Northern Sámi and Norwegian/release
This page holds information about the release schedule for apertium-sme-nob.
Contents
Issues
High priority bad translations
What are the high-priority linguistic issues to deal with?
Would we gain a lot by inserting modals instead of adverbs for Pot/Cond verbs? Is there a better, general, way to translate the progressive? Should we get some of Francis' automatically discovered lex.sel rules?

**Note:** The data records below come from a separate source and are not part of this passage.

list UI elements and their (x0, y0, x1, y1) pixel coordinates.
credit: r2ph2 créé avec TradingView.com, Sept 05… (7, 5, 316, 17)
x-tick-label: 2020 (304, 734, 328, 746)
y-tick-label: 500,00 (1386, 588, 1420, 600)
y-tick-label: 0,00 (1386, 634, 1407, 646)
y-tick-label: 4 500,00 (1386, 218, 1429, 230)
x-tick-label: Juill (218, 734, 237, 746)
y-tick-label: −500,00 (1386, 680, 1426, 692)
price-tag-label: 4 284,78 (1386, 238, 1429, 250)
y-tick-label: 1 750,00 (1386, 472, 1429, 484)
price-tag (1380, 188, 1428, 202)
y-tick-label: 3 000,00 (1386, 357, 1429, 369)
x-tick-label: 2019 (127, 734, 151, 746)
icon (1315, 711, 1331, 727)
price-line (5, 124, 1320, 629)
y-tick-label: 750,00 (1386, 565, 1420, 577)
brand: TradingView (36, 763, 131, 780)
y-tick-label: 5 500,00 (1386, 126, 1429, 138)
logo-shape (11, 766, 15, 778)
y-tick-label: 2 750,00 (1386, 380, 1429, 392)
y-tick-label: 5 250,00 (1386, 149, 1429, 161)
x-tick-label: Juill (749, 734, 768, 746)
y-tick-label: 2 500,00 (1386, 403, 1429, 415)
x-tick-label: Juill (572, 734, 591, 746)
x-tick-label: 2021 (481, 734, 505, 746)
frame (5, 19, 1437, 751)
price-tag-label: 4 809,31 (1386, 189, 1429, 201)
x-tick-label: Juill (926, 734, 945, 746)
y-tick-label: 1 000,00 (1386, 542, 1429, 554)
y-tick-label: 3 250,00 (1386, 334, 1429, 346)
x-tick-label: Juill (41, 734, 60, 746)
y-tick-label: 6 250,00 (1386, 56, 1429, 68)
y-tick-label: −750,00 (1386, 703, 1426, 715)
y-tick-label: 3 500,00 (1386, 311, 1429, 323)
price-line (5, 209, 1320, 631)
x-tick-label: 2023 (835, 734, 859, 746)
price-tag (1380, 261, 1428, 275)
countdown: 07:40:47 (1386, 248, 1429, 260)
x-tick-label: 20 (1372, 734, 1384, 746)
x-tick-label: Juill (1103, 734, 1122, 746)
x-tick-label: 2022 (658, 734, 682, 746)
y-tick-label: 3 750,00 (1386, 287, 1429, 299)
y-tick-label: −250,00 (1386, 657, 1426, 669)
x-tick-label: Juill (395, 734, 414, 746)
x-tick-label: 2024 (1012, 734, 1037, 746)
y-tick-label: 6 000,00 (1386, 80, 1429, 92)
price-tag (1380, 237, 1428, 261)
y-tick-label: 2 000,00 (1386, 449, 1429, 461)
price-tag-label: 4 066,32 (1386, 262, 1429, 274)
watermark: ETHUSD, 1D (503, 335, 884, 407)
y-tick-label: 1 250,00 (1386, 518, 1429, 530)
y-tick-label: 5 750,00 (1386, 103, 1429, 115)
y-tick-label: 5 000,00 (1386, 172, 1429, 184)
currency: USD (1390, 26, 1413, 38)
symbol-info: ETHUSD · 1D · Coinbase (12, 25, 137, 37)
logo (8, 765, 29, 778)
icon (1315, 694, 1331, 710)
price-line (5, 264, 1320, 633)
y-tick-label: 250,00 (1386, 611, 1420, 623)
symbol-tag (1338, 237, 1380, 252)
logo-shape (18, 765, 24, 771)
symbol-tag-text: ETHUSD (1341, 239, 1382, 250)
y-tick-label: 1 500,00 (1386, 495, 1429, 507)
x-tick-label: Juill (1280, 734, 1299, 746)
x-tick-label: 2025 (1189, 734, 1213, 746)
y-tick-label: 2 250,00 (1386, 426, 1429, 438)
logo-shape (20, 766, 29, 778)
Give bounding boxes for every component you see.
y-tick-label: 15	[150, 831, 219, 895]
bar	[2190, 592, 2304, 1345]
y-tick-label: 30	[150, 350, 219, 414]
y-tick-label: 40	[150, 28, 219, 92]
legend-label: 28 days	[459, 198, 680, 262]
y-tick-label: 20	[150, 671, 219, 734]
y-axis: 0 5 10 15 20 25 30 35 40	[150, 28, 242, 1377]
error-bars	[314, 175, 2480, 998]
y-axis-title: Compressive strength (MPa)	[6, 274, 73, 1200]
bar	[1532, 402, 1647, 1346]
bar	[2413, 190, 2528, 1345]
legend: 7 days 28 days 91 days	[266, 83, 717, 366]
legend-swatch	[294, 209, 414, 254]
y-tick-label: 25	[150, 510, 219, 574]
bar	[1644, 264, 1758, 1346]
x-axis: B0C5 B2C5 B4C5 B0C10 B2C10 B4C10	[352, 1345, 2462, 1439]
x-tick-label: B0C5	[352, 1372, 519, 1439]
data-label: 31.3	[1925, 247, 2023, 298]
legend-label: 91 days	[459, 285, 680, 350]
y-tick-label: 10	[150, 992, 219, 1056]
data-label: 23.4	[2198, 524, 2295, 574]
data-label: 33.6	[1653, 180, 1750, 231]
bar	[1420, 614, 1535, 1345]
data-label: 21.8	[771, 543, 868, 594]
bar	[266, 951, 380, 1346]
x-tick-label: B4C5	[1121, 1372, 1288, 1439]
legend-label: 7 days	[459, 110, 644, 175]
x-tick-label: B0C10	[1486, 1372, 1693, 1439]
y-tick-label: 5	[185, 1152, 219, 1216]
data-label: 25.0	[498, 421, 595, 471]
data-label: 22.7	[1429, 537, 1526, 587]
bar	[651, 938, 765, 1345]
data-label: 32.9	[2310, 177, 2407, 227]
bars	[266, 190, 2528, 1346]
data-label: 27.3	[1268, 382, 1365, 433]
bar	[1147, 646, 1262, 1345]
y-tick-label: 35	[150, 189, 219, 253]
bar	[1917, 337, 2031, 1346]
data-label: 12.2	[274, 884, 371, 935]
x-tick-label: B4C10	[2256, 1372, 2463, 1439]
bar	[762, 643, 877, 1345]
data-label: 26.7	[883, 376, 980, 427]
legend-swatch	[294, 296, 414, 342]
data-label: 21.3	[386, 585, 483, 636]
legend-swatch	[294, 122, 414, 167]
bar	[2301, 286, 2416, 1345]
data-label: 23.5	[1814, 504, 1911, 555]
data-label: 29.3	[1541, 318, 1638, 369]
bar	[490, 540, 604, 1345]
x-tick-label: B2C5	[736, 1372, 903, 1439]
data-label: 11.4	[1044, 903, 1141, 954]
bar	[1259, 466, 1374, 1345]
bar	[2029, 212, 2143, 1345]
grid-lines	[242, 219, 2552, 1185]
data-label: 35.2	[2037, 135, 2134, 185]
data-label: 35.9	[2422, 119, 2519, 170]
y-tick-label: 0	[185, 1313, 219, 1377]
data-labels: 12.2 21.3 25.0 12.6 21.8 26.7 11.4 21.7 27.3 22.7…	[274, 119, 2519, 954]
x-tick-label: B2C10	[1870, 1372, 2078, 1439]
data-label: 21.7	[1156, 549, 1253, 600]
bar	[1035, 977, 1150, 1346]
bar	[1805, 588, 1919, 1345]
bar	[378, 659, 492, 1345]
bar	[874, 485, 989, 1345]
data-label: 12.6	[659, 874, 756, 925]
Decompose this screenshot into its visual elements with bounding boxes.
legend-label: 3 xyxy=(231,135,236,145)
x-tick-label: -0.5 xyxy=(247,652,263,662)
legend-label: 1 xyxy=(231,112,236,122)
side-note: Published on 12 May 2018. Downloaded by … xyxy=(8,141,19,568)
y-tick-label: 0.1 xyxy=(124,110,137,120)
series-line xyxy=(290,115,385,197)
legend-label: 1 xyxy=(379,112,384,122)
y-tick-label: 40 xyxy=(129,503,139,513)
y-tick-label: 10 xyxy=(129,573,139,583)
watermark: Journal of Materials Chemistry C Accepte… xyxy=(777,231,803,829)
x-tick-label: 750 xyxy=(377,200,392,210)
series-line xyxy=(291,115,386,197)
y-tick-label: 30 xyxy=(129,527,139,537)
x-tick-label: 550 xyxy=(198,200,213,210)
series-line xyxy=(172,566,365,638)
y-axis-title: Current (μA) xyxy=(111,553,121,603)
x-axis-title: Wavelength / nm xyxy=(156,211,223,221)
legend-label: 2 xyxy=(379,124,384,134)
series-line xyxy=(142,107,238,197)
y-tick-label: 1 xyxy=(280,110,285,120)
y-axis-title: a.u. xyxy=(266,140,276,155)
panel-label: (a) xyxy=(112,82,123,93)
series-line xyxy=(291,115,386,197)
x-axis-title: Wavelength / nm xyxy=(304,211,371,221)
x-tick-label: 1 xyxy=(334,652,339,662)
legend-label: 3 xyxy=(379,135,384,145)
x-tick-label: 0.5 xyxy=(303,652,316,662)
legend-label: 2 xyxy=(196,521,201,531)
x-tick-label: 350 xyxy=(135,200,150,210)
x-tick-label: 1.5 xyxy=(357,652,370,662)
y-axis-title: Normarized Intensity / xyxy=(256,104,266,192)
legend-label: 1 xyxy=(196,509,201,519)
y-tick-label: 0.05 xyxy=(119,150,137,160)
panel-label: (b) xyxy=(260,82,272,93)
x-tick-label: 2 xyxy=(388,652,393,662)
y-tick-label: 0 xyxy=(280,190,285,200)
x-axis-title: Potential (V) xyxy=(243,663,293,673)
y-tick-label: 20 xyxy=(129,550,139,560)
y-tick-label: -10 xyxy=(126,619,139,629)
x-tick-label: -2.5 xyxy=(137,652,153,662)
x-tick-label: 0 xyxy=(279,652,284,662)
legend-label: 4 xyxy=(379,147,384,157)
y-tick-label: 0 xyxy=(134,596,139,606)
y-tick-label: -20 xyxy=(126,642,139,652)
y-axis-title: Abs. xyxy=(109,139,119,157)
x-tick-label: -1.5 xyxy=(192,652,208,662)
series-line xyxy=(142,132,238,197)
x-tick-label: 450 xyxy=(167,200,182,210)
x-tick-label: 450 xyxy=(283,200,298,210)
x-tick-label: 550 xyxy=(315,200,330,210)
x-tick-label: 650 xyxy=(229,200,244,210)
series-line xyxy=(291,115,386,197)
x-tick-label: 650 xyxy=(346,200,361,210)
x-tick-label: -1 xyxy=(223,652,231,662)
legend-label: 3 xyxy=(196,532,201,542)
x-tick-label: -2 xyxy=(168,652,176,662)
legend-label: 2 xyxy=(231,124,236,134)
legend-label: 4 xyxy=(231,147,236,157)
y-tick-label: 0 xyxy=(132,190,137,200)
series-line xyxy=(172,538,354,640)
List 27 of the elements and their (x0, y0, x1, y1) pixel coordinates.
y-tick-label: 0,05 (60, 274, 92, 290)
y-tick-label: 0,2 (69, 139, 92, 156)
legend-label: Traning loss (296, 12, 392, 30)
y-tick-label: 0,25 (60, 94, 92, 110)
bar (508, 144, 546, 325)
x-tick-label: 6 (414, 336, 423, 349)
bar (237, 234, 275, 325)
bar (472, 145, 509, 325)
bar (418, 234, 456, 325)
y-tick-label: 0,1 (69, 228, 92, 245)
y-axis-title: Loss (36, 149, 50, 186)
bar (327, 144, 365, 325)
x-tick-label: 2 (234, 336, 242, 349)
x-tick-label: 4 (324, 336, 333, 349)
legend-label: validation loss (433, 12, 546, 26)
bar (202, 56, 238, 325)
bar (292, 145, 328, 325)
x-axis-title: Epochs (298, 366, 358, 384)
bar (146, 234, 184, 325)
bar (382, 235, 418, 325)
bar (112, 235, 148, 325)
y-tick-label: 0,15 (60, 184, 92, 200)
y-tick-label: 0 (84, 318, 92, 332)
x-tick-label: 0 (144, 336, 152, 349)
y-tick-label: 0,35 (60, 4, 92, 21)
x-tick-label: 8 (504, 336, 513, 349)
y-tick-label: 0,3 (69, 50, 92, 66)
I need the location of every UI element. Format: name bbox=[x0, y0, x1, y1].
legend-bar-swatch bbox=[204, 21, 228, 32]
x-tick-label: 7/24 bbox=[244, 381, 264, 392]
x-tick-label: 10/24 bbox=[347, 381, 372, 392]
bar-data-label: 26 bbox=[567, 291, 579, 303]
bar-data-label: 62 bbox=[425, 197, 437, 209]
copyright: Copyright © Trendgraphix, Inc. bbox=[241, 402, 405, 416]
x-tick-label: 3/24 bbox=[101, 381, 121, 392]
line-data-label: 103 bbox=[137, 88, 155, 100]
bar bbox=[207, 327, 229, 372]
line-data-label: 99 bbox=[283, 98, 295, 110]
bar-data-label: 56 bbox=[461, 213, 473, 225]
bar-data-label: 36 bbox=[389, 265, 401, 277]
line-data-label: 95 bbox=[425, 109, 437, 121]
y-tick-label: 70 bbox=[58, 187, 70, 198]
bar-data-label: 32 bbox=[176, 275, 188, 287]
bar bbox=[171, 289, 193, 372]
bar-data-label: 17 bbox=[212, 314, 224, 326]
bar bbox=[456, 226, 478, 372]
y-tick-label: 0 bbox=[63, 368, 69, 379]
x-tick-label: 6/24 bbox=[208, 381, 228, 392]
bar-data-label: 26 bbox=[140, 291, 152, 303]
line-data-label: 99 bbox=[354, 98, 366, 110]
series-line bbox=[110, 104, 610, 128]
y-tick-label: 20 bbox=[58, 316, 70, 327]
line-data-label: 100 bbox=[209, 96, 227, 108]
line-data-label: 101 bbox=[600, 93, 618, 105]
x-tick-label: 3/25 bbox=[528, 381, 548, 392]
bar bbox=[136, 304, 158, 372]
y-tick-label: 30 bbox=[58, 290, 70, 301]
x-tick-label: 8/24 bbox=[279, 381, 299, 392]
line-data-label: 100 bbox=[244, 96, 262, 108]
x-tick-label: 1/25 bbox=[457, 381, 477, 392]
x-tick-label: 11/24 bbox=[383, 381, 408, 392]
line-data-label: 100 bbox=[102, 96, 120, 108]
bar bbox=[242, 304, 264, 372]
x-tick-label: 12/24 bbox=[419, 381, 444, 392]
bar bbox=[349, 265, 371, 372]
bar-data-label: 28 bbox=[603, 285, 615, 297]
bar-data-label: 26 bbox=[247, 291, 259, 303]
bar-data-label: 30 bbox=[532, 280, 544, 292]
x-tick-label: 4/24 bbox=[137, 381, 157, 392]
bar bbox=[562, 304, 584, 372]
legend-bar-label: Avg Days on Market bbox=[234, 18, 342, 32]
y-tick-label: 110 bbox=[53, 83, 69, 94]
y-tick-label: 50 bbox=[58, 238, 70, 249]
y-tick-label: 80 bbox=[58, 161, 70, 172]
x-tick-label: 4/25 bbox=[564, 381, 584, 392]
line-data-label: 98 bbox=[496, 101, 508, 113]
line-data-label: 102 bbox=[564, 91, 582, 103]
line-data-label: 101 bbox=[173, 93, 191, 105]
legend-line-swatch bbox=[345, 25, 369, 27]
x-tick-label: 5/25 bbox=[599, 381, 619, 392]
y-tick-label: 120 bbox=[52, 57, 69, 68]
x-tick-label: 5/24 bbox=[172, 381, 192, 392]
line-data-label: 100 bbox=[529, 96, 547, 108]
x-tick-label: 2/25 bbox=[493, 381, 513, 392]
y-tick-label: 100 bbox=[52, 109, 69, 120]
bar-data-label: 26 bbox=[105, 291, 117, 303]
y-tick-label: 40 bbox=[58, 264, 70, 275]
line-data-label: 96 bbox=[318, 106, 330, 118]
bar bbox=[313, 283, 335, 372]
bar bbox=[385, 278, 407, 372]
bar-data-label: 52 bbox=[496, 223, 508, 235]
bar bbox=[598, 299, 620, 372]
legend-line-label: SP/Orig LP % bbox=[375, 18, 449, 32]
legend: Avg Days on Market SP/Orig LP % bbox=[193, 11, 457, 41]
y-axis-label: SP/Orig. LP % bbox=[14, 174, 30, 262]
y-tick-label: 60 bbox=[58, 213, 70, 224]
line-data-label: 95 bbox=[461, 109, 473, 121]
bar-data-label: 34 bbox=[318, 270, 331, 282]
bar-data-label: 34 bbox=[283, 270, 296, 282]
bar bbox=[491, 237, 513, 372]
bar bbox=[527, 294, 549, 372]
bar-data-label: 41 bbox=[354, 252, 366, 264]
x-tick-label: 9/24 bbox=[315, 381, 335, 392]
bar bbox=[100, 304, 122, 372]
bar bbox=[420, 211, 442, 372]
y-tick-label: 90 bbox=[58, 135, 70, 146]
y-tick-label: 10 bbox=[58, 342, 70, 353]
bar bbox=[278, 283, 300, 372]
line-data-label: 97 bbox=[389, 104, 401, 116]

And are there any "simple" constructions that we could handle but don't yet?
- TODO: We should add a post-generator to insert epenthetics in compounds, turning eg. "ing~b" into "ingsb"
- TODO: Bidix will be added to with stuff from GTSVN
- see dev/inc* (verbs need transitivity, nouns need gender checked, words with spaces shouldn't have)
- TODO: After bidix additions, Francis will run apertium-lex-learner
- TODO: add forms to nob.dix (that are in bidix) from nn-nb-infreq; add lexicalised compounds using existing lemmas; mwe's and other missing stuff manually
- TODO: URL recognition (I tried making some with lexc, it worked by itself, but took ages to compile into the regular lexc, not sure why)
- DONE: Cond rules get modals, handled like passive in t1x (instead of "kanskje" in t3x), Pot gets "da<adv>" for now
- DONE: In chunker/t1x, add tags to certain verbs (eg. using def-lists) that can be used in t3x to change/remove case-prepositions (see dev/valence.txt)
- TODO: fill out with more def-list entries
DONE: remove unhandled derivations
Any derivations that are not handled we remove from the analyser with a twol negation rule in dev/xfst2apertium.useless.twol, this makes the lexicon a lot easier to handle for testvoc.
DONE: +G3 tag
This is used like the +Actor tag, for sme wsd (here based on "stadieveksling").
We move it after the +N tag in dev/xfst2apertium.hashtags.twol (so it gets the same position as +Actor), this makes transfer a lot simpler.
Getting a list of lemmas which have +G3 is easy (grep all nouns from bidix, analyse their lemmas and grep for lemma+G3), use this to tag bidix.
Testvoc
Before release, we need to get testvoc out of the way – making sure there are no #'s and @'s in the output. As yet we don't have a way to create all possible surface forms from an HFST analyser, but we can at least run as large a corpus as we can find through sme-nob and look for # and @.
Postchunk rules are needed for any chunk containing a determiner/pronoun/adjective/noun/verb, we can easily make sure each possible chunk name has a postchunk rule (new chunks are created in t1x with names like det_adj_nom, but may also be merged in t2x to eg. det_adj_nom_conj_nom)
The script dev/sme-nob.inconsistency.sh tries to generate (with nob.dix) base forms (like infinitives or singular indefinites) of the various rhs entries in the bidix. Statistics so far:
Part-of-Speech | entries from bidix that are OK in nob.dix | in bidix but not in nob.dix | comments | in sme analyser but not bidix |
---|---|---|---|---|
verbs | 14017 | 486 | mostly mwe's missing | ??? |
nouns | 7466 | 7037 | mostly compounds missing | ??? |
proper nouns | 1885 | 15474 | ??? | |
adverbs | 96 | 143 | ??? | |
prepositions | 42 | 0 | :-) | ??? |
adjectives | 463 | 593 | ??? | |
abbreviations | ??? | ??? | see dev/abbr.todo.dix | 619 |
Schedule
Task | Date |
---|---|
Work on high priority bad translations, expand bidix coverage | until 2010-07-14 |
Remove unhandled derivations, ensure we have all postchunk rules | 2010-07-14…2010-07-18 |
Testvoc | 2010-07-18…2010-08-01 |
Tentative release date for apertium-sme-nob 0.1.0 | August 1st 2010 |
Update: Lene and Trond have more free time after August, real release beginning of September?